A parlamentar também defendeu a aprovação de sua Proposta de Emenda Constitucional (PEC 79/2019) que limita os juros cobrados por bancos em financiamentos e no cheque especial a três vezes a taxa Selic. O mesmo valerá para juros cobrados por empresas de cartão de crédito.

“Ao passo em que fiz votos de êxito às novas Mesas Diretoras do Parlamento, já fui para cima em busca de apoio para aprovamos minha PEC 79, que reduz os juros escandalosos cobrados em cartão de crédito, meio que o povo brasileiro usa para comprar comida e remédio.

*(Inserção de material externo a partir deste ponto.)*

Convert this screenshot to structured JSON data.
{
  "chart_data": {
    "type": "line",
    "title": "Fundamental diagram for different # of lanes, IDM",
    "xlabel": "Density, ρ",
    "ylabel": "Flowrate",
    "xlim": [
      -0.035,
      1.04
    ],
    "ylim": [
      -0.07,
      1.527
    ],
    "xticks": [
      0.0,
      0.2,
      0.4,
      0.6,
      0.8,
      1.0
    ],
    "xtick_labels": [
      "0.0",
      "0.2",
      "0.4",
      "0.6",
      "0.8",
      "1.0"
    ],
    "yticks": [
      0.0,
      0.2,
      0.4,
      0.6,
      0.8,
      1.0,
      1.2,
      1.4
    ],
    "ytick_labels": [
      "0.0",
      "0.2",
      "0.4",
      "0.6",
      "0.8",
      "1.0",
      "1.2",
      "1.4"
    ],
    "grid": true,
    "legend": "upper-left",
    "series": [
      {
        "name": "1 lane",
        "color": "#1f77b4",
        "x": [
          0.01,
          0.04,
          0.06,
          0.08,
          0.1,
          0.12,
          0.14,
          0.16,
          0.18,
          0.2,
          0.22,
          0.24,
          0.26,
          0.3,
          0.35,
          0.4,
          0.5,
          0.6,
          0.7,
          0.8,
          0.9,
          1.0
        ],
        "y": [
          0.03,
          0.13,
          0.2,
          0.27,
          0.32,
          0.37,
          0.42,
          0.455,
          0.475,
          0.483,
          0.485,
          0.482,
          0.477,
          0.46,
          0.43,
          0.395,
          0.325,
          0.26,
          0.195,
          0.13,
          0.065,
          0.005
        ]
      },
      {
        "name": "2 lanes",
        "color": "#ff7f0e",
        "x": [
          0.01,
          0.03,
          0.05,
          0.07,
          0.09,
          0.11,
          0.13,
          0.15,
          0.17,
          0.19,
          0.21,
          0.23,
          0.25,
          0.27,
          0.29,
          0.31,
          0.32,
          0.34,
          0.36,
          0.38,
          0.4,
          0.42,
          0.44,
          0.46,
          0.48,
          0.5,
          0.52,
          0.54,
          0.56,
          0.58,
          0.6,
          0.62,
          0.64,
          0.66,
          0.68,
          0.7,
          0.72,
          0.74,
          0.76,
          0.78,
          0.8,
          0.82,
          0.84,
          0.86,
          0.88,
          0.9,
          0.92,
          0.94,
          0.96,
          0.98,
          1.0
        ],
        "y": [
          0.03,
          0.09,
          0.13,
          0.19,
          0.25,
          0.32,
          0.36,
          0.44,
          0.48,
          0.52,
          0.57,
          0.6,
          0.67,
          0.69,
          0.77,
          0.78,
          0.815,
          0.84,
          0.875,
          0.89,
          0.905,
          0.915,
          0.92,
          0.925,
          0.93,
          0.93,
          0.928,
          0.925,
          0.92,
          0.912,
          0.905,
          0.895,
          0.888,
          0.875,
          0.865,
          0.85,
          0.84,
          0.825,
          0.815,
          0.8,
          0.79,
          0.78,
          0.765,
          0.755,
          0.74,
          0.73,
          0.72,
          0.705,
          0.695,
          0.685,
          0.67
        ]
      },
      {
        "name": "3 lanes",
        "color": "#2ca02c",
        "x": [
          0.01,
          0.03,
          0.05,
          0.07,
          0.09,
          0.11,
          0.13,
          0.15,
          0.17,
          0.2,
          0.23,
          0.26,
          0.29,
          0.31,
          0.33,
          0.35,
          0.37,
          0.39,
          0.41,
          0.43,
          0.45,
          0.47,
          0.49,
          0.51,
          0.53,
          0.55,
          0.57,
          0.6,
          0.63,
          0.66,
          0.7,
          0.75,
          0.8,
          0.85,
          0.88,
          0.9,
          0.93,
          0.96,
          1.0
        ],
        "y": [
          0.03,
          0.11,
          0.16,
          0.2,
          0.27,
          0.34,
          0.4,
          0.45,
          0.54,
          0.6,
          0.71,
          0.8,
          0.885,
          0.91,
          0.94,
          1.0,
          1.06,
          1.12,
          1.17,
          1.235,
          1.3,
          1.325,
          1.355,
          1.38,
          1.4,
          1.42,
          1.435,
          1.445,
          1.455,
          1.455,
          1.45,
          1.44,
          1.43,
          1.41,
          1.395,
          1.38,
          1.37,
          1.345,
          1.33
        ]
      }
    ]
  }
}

O Congresso Nacional precisa agir contra essa exploração, impor limites e obrigar o sistema financeiro a parar a espoliar a renda de nosso povo com essas taxas escandalosas”, declarou Zenaide.

Nesse sentido, a senadora ressaltou lutar no Parlamento para derrubar privilégios de “lucro abusivo” proibindo a cobrança de juros maiores que o triplo da taxa básica definida pelo Banco Central, que terá sua política monetária preservada pela PEC.

Zenaide ainda elencou entre suas prioridades legislativas de 2025 a aprovação de outra proposição de sua autoria: a PEC 44/2019, que destina porcentagem da receita corrente líquida da União para o Sistema Único de Segurança Pública (Susp), começando em 1% e aumentando gradualmente até 2,5% desse dinheiro.

“Essa proposta garante recursos públicos do orçamento da União para investimento em segurança pública, uma das mais problemáticos demandas do país, dos Estados, dos Municípios. Nós vamos enxugar gelo sem enfrentar com infraestrutura e inteligência essa chaga da violência”, frisou a parlamentar.